As the conflict enters its 417th day, we take a look at the main developments.
Fighting
Russia’s Wagner mercenary group has captured two more areas in Bakhmut, the city where fighting has been concentrated for months, Russia’s Ministry of Defence said.
The death toll rose in a Russian missile strike in another eastern Ukrainian city, Sloviansk. Eleven people are now confirmed dead and 21 wounded. The missiles hit residential buildings on Friday, reducing parts of the apartment blocks to a tangled mess of metal and concrete.
Four people were killed and 10 wounded by Ukrainian shelling of a residential area in the Russian-controlled town of Yasynuvata, south of Sloviansk, the top Russian-installed official in the region said.
The Reuters news agency could not independently confirm the battlefield reports.
Russia’s regular spring military draft is proceeding as scheduled and there are no plans to send out mass electronic notices under a system just signed into law by President Vladimir Putin, a top official said.
Prisoners released
The Wagner Group sent at least 100 Ukrainian prisoners of war back to Ukrainian forces to celebrate Orthodox Easter, according to a video posted by the mercenary group’s founder, Yevgeny Prigozhin.
Economy
A new international economic support package of $115bn gives Ukraine more confidence that it could prevail in the war with Russia as expectations grow that the conflict could continue for longer than expected, Ukrainian Finance Minister Serhiy Marchenko told Reuters.

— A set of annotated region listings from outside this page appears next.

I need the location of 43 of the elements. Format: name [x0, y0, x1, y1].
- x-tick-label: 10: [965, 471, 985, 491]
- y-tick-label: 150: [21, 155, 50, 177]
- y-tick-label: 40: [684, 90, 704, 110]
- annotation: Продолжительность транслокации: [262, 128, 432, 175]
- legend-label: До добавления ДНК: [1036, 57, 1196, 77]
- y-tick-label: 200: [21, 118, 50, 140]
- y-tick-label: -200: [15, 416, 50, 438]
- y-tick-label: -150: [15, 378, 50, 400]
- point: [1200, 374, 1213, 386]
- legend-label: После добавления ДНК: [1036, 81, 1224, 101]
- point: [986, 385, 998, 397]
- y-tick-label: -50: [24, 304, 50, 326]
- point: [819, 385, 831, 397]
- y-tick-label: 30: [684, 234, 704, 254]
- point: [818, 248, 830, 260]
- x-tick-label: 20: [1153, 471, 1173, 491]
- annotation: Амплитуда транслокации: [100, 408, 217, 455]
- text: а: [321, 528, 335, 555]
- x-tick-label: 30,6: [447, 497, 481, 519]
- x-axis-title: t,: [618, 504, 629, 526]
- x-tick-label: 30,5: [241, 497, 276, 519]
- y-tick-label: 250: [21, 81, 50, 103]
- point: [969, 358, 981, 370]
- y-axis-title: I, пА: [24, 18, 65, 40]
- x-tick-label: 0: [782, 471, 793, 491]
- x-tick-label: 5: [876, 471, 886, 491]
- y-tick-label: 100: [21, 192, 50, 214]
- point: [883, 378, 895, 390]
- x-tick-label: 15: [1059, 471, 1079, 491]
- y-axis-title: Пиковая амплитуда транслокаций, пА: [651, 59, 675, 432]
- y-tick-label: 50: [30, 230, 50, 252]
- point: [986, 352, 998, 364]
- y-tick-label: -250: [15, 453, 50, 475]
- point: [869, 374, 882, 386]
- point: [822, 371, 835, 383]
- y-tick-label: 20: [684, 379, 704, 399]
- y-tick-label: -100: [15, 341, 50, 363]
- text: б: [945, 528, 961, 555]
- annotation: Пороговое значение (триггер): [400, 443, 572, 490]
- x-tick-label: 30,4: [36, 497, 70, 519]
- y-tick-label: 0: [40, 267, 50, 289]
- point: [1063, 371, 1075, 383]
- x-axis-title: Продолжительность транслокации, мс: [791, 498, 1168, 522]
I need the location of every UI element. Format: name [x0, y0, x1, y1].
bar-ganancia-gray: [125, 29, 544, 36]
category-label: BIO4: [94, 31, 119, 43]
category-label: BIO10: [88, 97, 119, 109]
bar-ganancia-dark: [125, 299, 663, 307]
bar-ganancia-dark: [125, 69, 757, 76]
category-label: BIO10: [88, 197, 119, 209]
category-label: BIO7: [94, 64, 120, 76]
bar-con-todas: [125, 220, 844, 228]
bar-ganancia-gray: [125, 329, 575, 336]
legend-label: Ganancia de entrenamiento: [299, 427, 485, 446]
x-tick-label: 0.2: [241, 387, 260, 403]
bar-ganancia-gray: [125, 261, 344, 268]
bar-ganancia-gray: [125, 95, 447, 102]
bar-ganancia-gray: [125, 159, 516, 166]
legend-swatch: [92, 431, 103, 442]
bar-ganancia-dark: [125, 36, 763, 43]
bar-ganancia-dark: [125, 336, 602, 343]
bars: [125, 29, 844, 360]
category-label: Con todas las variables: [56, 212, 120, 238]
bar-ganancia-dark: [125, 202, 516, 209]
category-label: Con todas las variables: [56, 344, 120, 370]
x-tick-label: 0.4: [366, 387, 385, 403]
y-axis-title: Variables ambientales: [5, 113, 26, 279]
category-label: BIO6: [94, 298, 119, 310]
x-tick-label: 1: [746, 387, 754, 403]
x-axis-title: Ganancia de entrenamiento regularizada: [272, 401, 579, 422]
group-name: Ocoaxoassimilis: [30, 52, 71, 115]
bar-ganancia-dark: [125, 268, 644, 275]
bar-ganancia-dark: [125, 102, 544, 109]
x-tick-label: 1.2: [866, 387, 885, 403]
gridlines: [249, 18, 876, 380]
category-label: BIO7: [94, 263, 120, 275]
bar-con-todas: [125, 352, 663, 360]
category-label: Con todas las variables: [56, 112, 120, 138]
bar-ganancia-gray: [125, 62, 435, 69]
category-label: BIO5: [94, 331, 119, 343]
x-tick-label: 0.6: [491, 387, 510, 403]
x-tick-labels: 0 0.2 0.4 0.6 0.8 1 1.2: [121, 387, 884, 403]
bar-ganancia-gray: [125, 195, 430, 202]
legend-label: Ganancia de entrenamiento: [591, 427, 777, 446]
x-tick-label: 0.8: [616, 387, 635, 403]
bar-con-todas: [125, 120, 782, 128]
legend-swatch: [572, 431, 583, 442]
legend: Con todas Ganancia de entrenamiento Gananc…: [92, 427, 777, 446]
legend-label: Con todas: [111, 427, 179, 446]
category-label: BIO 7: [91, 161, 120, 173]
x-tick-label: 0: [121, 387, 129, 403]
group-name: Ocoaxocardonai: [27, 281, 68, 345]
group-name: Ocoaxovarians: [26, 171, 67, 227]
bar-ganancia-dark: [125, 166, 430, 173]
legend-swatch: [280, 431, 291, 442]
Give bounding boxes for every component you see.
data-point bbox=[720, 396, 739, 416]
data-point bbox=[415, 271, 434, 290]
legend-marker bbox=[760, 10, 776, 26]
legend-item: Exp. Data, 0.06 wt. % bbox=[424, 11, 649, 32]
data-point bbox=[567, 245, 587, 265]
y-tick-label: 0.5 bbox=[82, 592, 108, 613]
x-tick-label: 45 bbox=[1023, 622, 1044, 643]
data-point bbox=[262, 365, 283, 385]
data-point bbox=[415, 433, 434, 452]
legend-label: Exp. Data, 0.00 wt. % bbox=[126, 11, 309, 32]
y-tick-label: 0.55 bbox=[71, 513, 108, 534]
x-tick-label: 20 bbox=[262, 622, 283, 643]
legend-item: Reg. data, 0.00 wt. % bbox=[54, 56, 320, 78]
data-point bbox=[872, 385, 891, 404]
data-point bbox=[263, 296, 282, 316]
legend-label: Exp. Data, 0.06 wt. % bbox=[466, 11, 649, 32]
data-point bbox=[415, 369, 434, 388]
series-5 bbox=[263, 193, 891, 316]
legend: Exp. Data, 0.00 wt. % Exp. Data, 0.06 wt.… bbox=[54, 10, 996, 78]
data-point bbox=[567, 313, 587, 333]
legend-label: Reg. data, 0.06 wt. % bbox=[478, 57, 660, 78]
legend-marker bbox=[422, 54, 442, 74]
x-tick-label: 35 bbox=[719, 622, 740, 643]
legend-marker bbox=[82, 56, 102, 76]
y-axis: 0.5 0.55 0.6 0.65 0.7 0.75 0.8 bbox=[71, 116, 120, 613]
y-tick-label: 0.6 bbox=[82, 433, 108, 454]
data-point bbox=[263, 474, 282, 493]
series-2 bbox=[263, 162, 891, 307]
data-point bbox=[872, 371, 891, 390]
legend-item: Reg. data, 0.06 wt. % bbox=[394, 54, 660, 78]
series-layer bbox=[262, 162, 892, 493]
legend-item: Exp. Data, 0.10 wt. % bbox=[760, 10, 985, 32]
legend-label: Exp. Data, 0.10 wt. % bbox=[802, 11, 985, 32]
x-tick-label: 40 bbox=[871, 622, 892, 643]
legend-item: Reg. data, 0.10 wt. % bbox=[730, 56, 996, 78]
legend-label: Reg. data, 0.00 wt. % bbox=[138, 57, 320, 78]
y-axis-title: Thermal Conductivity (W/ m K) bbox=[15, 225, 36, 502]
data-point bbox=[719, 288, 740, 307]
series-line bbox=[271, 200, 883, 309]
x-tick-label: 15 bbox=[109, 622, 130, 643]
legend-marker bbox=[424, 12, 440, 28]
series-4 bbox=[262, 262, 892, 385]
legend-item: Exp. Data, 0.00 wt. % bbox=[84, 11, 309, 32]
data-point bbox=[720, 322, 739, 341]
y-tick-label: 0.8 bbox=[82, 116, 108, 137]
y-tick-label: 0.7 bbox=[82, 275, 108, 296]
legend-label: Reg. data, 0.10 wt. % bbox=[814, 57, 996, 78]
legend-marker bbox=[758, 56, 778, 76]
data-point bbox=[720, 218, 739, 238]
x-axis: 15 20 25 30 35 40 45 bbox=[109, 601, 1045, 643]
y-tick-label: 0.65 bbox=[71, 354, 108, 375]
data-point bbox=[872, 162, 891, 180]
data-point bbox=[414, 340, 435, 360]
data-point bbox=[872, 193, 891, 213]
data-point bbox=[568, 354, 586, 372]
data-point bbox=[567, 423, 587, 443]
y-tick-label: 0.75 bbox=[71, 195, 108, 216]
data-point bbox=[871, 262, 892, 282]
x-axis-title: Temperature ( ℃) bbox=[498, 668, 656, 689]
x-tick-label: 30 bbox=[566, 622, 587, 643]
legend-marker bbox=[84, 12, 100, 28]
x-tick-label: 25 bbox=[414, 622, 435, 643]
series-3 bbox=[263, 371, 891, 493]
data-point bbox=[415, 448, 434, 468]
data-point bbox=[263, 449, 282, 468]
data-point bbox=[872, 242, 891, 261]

Poland and Hungary have decided to ban imports of grain and other food products from neighbouring Ukraine to protect their local farm sectors, the two governments said after a flood of supply depressed prices across the region.
Belarusian furniture company Swed House, which sells items intended to look like those made by the Swedish giant IKEA, opened its first store in Moscow to a mixed initial reaction from consumers.